Here’s a new number to ponder over connected-to-premium TV scripted content: $100 billion a year.
The sum comes from David Nevins, now Chief Creative Officer, CBS Corp. It is the collective cost traditional and new media companies could spend in total in the next year on big TV and movie content.
All of which gives some media company executives pause. “How do you get a return on that?” asks Greg Maffei, president-CEO, Liberty Media, on CNBC.
Some projections are Netflix will spend $12 billion next year, up from $8 billion this year. But that isn’t the real news. Amazon, which has tons of cash, could soon move past Netflix content spending.
Right now, there’s about $85 billion a year being spent on TV-movie content, going to $100 million in two years, says Nevins -- 70% being spent by traditional TV companies; 30% from new digital/technology companies.
Add in WarnerMedia, NBCUniversal and Walt Disney spend, around $10 billion each. You can quickly see where this is going.
And that’s not all. Apple is looking to find singular content to fill over 1 billion of its high-priced mobile phone, tablet, and laptop devices.
Of course, premium TV/movie content doesn’t live in a vacuum. It competes with other stuff -- non-scripted content, social media and video games.
So why spend so much money on original premium content? In part, to fuel new digital platforms, in particular, new brand-centric OTT app-platforms to gain some direct-to-consumer independence from third-party pay TV network distributors, like cable, satellite and telco companies.

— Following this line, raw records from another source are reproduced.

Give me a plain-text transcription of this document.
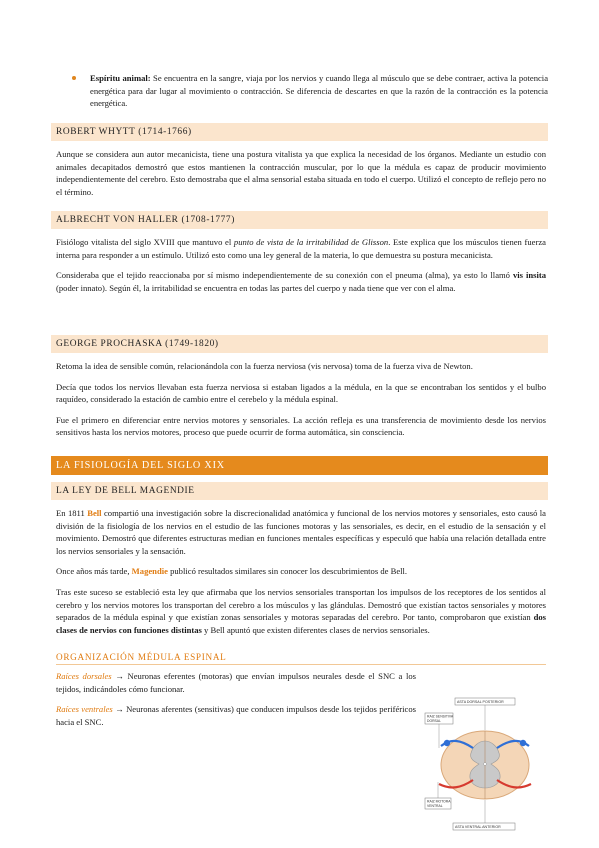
Espíritu animal: Se encuentra en la sangre, viaja por los nervios y cuando llega al músculo que se debe contraer, activa la potencia energética para dar lugar al movimiento o contracción. Se diferencia de descartes en que la razón de la contracción es la potencia energética.

ROBERT WHYTT (1714-1766)

Aunque se considera aun autor mecanicista, tiene una postura vitalista ya que explica la necesidad de los órganos. Mediante un estudio con animales decapitados demostró que estos mantienen la contracción muscular, por lo que la médula es capaz de producir movimiento independientemente del cerebro. Esto demostraba que el alma sensorial estaba situada en todo el cuerpo. Utilizó el concepto de reflejo pero no el término.

ALBRECHT VON HALLER (1708-1777)

Fisiólogo vitalista del siglo XVIII que mantuvo el punto de vista de la irritabilidad de Glisson. Este explica que los músculos tienen fuerza interna para responder a un estímulo. Utilizó esto como una ley general de la materia, lo que demuestra su postura mecanicista.

Consideraba que el tejido reaccionaba por sí mismo independientemente de su conexión con el pneuma (alma), ya esto lo llamó vis insita (poder innato). Según él, la irritabilidad se encuentra en todas las partes del cuerpo y nada tiene que ver con el alma.

GEORGE PROCHASKA (1749-1820)

Retoma la idea de sensible común, relacionándola con la fuerza nerviosa (vis nervosa) toma de la fuerza viva de Newton.

Decía que todos los nervios llevaban esta fuerza nerviosa si estaban ligados a la médula, en la que se encontraban los sentidos y el bulbo raquídeo, considerado la estación de cambio entre el cerebelo y la médula espinal.

Fue el primero en diferenciar entre nervios motores y sensoriales. La acción refleja es una transferencia de movimiento desde los nervios sensitivos hasta los nervios motores, proceso que puede ocurrir de forma automática, sin consciencia.

LA FISIOLOGÍA DEL SIGLO XIX
LA LEY DE BELL MAGENDIE

En 1811 Bell compartió una investigación sobre la discrecionalidad anatómica y funcional de los nervios motores y sensoriales, esto causó la división de la fisiología de los nervios en el estudio de las funciones motoras y las sensoriales, es decir, en el estudio de la sensación y el movimiento. Demostró que diferentes estructuras median en funciones mentales específicas y especuló que había una relación detallada entre los nervios sensoriales y la sensación.

Once años más tarde, Magendie publicó resultados similares sin conocer los descubrimientos de Bell.

Tras este suceso se estableció esta ley que afirmaba que los nervios sensoriales transportan los impulsos de los receptores de los sentidos al cerebro y los nervios motores los transportan del cerebro a los músculos y las glándulas. Demostró que existían tactos sensoriales y motores separados de la médula espinal y que existían zonas sensoriales y motoras separadas del cerebro. Por tanto, comprobaron que existían dos clases de nervios con funciones distintas y Bell apuntó que existen diferentes clases de nervios sensoriales.

ORGANIZACIÓN MÉDULA ESPINAL

Raíces dorsales → Neuronas eferentes (motoras) que envían impulsos neurales desde el SNC a los tejidos, indicándoles cómo funcionar.

Raíces ventrales → Neuronas aferentes (sensitivas) que conducen impulsos desde los tejidos periféricos hacia el SNC.

ASTA DORSAL POSTERIOR
RAIZ SENSITIVA
DORSAL
RAIZ MOTORA
VENTRAL
ASTA VENTRAL ANTERIOR
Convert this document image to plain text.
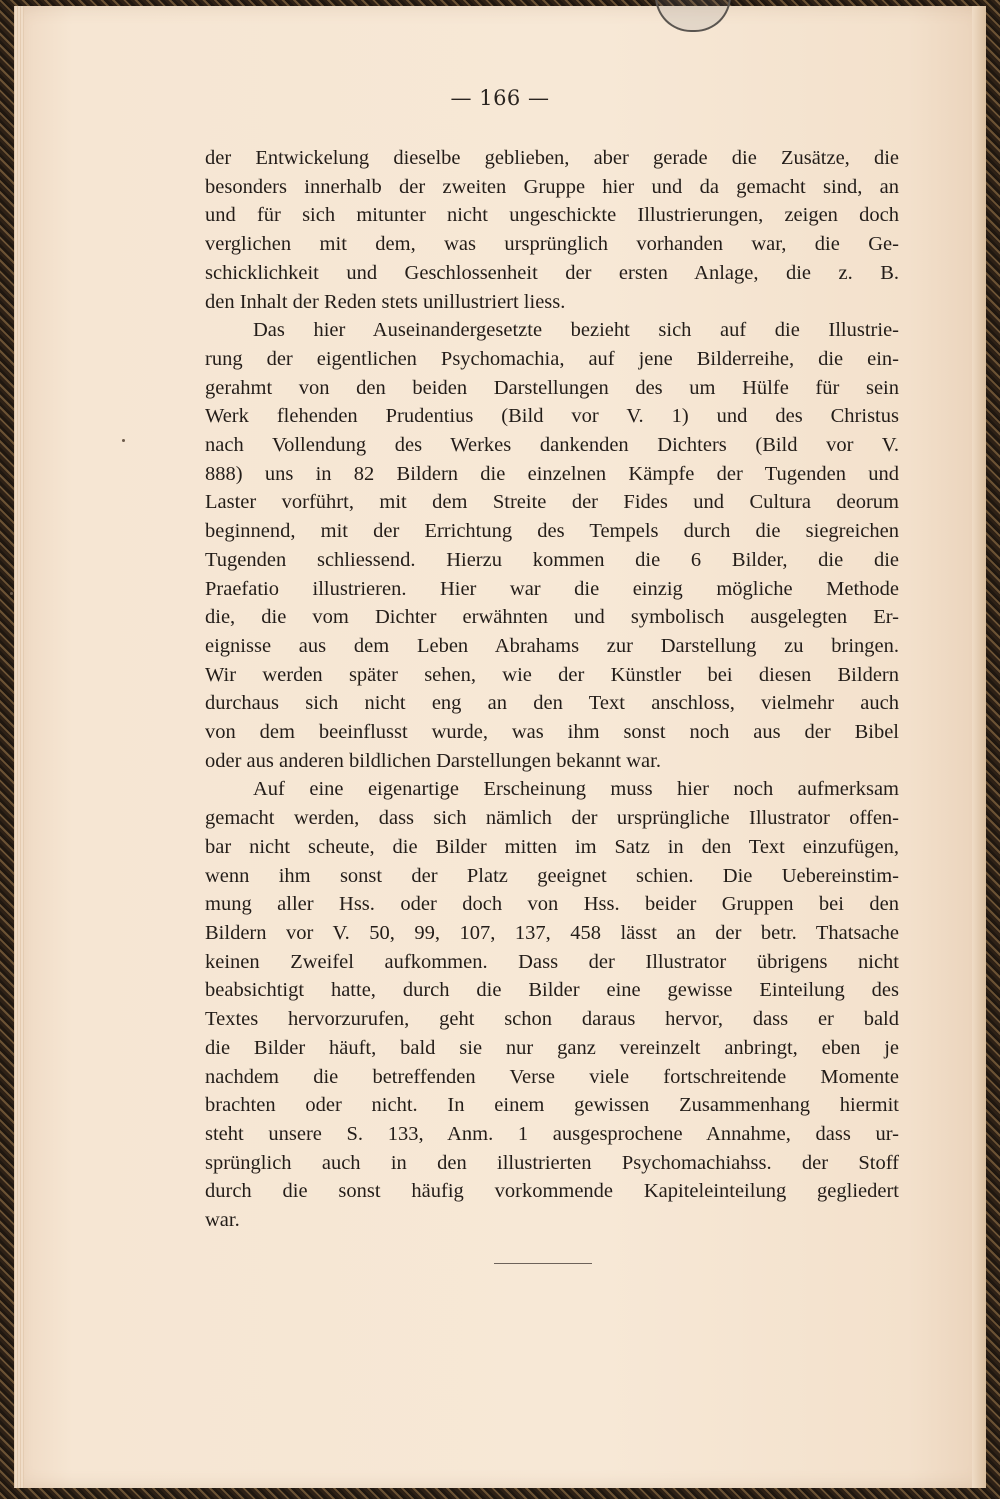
— 166 —
der Entwickelung dieselbe geblieben, aber gerade die Zusätze, die
besonders innerhalb der zweiten Gruppe hier und da gemacht sind, an
und für sich mitunter nicht ungeschickte Illustrierungen, zeigen doch
verglichen mit dem, was ursprünglich vorhanden war, die Ge-
schicklichkeit und Geschlossenheit der ersten Anlage, die z. B.
den Inhalt der Reden stets unillustriert liess.
Das hier Auseinandergesetzte bezieht sich auf die Illustrie-
rung der eigentlichen Psychomachia, auf jene Bilderreihe, die ein-
gerahmt von den beiden Darstellungen des um Hülfe für sein
Werk flehenden Prudentius (Bild vor V. 1) und des Christus
nach Vollendung des Werkes dankenden Dichters (Bild vor V.
888) uns in 82 Bildern die einzelnen Kämpfe der Tugenden und
Laster vorführt, mit dem Streite der Fides und Cultura deorum
beginnend, mit der Errichtung des Tempels durch die siegreichen
Tugenden schliessend. Hierzu kommen die 6 Bilder, die die
Praefatio illustrieren. Hier war die einzig mögliche Methode
die, die vom Dichter erwähnten und symbolisch ausgelegten Er-
eignisse aus dem Leben Abrahams zur Darstellung zu bringen.
Wir werden später sehen, wie der Künstler bei diesen Bildern
durchaus sich nicht eng an den Text anschloss, vielmehr auch
von dem beeinflusst wurde, was ihm sonst noch aus der Bibel
oder aus anderen bildlichen Darstellungen bekannt war.
Auf eine eigenartige Erscheinung muss hier noch aufmerksam
gemacht werden, dass sich nämlich der ursprüngliche Illustrator offen-
bar nicht scheute, die Bilder mitten im Satz in den Text einzufügen,
wenn ihm sonst der Platz geeignet schien. Die Uebereinstim-
mung aller Hss. oder doch von Hss. beider Gruppen bei den
Bildern vor V. 50, 99, 107, 137, 458 lässt an der betr. Thatsache
keinen Zweifel aufkommen. Dass der Illustrator übrigens nicht
beabsichtigt hatte, durch die Bilder eine gewisse Einteilung des
Textes hervorzurufen, geht schon daraus hervor, dass er bald
die Bilder häuft, bald sie nur ganz vereinzelt anbringt, eben je
nachdem die betreffenden Verse viele fortschreitende Momente
brachten oder nicht. In einem gewissen Zusammenhang hiermit
steht unsere S. 133, Anm. 1 ausgesprochene Annahme, dass ur-
sprünglich auch in den illustrierten Psychomachiahss. der Stoff
durch die sonst häufig vorkommende Kapiteleinteilung gegliedert
war.
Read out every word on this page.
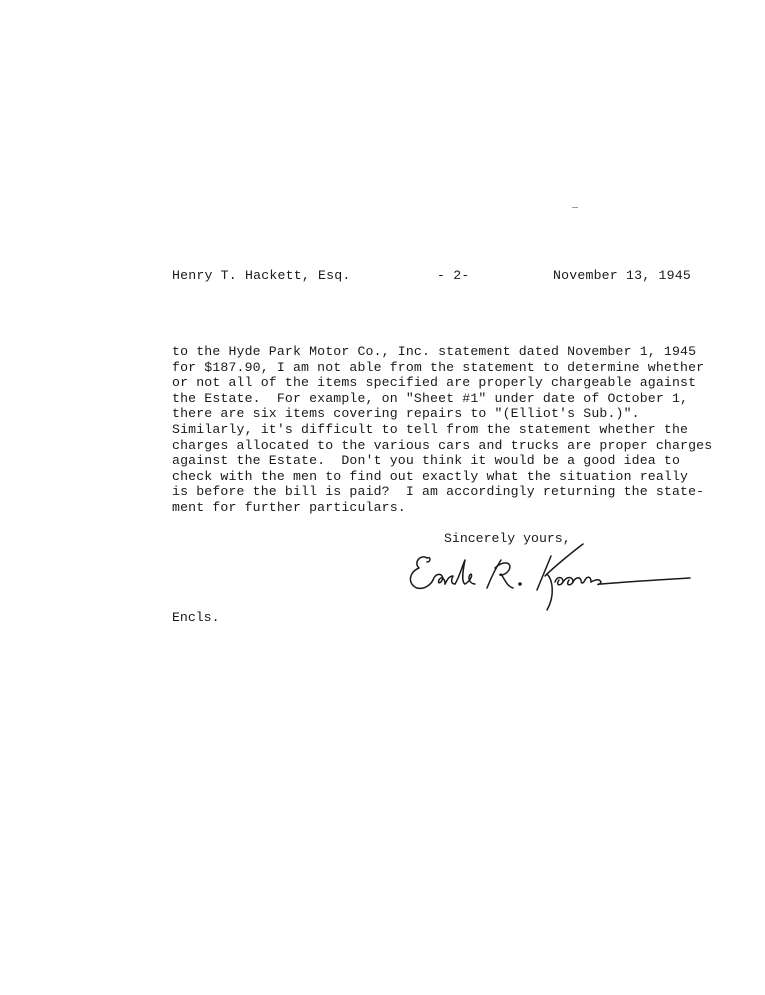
Henry T. Hackett, Esq.	- 2-	November 13, 1945
to the Hyde Park Motor Co., Inc. statement dated November 1, 1945
for $187.90, I am not able from the statement to determine whether
or not all of the items specified are properly chargeable against
the Estate.  For example, on "Sheet #1" under date of October 1,
there are six items covering repairs to "(Elliot's Sub.)".
Similarly, it's difficult to tell from the statement whether the
charges allocated to the various cars and trucks are proper charges
against the Estate.  Don't you think it would be a good idea to
check with the men to find out exactly what the situation really
is before the bill is paid?  I am accordingly returning the state-
ment for further particulars.
Sincerely yours,
Encls.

For many, there is some irony here: This goes against the still-current TV ecosystem perception of ‘aggregation’ of TV and/or movie content. Maybe media consolidation will be working in another way.
From Maffei’s perspective, the only hope is the rising growth of supposedly great, must-have, can’t-wait-to-see TV shows, which will command higher pricing from consumers.
Traditional “cord-cutters” -- and even regular card-carrying pay TV consumers -- continue to say otherwise. Content under a supply-and-demand economic metric should win the day, which, in turn, means a $100 billion boat of content money will be a tough number to keep afloat.